Sudanese tribal relations turn bitter under pressures of war
| Khartoum, Sudan
Law and order broke down almost completely in the southern Sudanese town of Wau last year. Children were slaughtered, as were dozens - if not hundreds - of adult civilians. Because Wau has been largely cut off by the war, the details of the tribal violence are only now becoming clear and public.
Three recently released reports - one by Amnesty International, a worldwide human rights group; one by the United States State Department; and an independent report compiled in Sudan - detail the events. And recent Monitor interviews with members of the tribes involved and with Western sources who were in Wau at the time, tend to confirm the scope of violence revealed in these reports. The interviews also show the depth of resentment that has grown up between the two tribes.
In Sudan, a nation where civil war pits government troops against southern rebels, most of the violence in Wau took place between two southern tribes with no previous record of intertribal hostilities.
This fighting - unlike traditional friction between some tribes - represents a relation turned sour under the pressures of war. It may leave a bitter legacy. The south could be left with ``squabbling and feuding factions under the leadership of sectional and tribal war lords,'' says William Ajal Deng, former governor of Bahr el Ghazal region, which includes Wau.
The rebel Sudanese People's Liberation Army (SPLA) is composed primarily of members of the region's largest tribe, the Dinka. Some southern tribes, including the Fertit, resent and fear them. And they claim the SPLA has killed Fertit frequently, during raids for food.
The Fertit, mostly farmers by trade, live in small towns and villages, including Wau which is a main center for distribution of relief supplies. Many Dinka civilians have fled to government-held towns in the south, seeking food relief and safety from the war. In Wau, large numbers of Dinkas found themselves face to face with members of a tribe grown bitter toward them.
The reports say that when the tribes clashed, once in August and again in September, as many as 1,000 people may have been killed in the first incident and perhaps 2,000 in the second.
A government investigation into the events has not been completed. Sudan's minister of defense stated in an interview, that ``there was no massacre.'' A Sudanese official of the Fertit tribe who was in Wau also says that people were rounded up, but no massacre took place.

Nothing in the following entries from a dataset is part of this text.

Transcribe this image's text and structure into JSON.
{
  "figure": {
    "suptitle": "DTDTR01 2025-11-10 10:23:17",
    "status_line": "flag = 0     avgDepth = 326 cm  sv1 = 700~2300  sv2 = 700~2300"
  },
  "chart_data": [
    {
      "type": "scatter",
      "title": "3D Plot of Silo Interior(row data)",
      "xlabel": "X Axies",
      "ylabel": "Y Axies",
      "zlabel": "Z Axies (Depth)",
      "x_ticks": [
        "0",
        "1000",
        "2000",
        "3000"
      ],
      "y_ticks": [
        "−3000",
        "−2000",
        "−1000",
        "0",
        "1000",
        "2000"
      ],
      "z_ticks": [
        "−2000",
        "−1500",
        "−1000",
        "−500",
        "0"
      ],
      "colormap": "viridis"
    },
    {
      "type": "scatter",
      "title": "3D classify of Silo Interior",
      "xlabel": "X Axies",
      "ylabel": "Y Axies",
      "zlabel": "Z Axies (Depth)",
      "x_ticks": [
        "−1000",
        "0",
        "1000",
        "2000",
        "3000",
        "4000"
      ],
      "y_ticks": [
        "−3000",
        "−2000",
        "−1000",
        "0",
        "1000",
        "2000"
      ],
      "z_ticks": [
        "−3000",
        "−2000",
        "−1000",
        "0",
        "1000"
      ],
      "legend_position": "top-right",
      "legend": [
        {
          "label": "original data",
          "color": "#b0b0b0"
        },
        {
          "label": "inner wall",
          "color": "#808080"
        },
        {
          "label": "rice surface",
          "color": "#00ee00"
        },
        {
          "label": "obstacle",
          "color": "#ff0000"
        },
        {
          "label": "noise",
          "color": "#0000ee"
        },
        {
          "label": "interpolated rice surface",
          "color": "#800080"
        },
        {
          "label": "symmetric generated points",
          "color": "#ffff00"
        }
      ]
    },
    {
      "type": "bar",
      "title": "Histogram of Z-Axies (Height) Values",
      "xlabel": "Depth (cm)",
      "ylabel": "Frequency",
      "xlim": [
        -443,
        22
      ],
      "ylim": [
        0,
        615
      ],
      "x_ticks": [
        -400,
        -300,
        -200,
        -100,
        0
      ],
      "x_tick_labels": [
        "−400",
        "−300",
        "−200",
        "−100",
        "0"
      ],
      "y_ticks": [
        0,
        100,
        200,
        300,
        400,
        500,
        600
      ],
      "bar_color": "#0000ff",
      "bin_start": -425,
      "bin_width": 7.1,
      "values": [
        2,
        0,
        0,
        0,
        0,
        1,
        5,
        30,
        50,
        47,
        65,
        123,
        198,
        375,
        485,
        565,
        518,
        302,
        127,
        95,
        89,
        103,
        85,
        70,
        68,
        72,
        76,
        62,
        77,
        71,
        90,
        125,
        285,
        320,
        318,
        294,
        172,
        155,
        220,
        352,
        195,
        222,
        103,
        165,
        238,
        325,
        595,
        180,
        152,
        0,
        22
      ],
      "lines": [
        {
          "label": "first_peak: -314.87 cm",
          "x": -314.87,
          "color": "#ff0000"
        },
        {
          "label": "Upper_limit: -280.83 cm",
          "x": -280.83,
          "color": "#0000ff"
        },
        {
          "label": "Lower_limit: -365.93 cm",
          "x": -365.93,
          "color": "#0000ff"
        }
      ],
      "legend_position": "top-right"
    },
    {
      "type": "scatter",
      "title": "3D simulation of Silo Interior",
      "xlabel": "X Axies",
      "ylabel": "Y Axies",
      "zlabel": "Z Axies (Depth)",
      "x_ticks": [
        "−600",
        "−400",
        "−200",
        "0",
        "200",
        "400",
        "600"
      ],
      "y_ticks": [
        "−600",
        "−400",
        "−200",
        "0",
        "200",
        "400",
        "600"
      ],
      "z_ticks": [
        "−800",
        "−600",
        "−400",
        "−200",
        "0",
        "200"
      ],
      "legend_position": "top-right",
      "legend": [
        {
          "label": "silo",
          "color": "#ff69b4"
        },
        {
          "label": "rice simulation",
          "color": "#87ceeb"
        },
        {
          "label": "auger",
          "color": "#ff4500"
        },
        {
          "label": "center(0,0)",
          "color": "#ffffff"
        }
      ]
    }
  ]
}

The three recent reports, however, use ``massacre, mass extrajudicial executions, and slaughter'' to describe the events.
The person who compiled and wrote the independent report, which is called ``Sudan's secret slaughter,'' is a Westerner with extensive experience in Sudan. He says that, in Wau ``the Army abdicated to the Fertit militia'' to a great extent.
The Fertit, like a number of southern tribes, have been given arms by the Sudanese government, enabling them to form militias. The government says this is done to protect them from rebel attacks. But the militias also are accused of raiding, killing, and kidnapping civilians, mostly Dinka, say Sudanese government, private, and Western sources in Sudan.
There are now, however, reports that the Army in Wau has taken steps to curb the militia, and violence appears to have waned. And there are hopes that the tribal wounds will heal. At the height of the killing last year, elders of the Dinka, Fertit, and another local tribe, the Jur, assembled to try to halt the violence.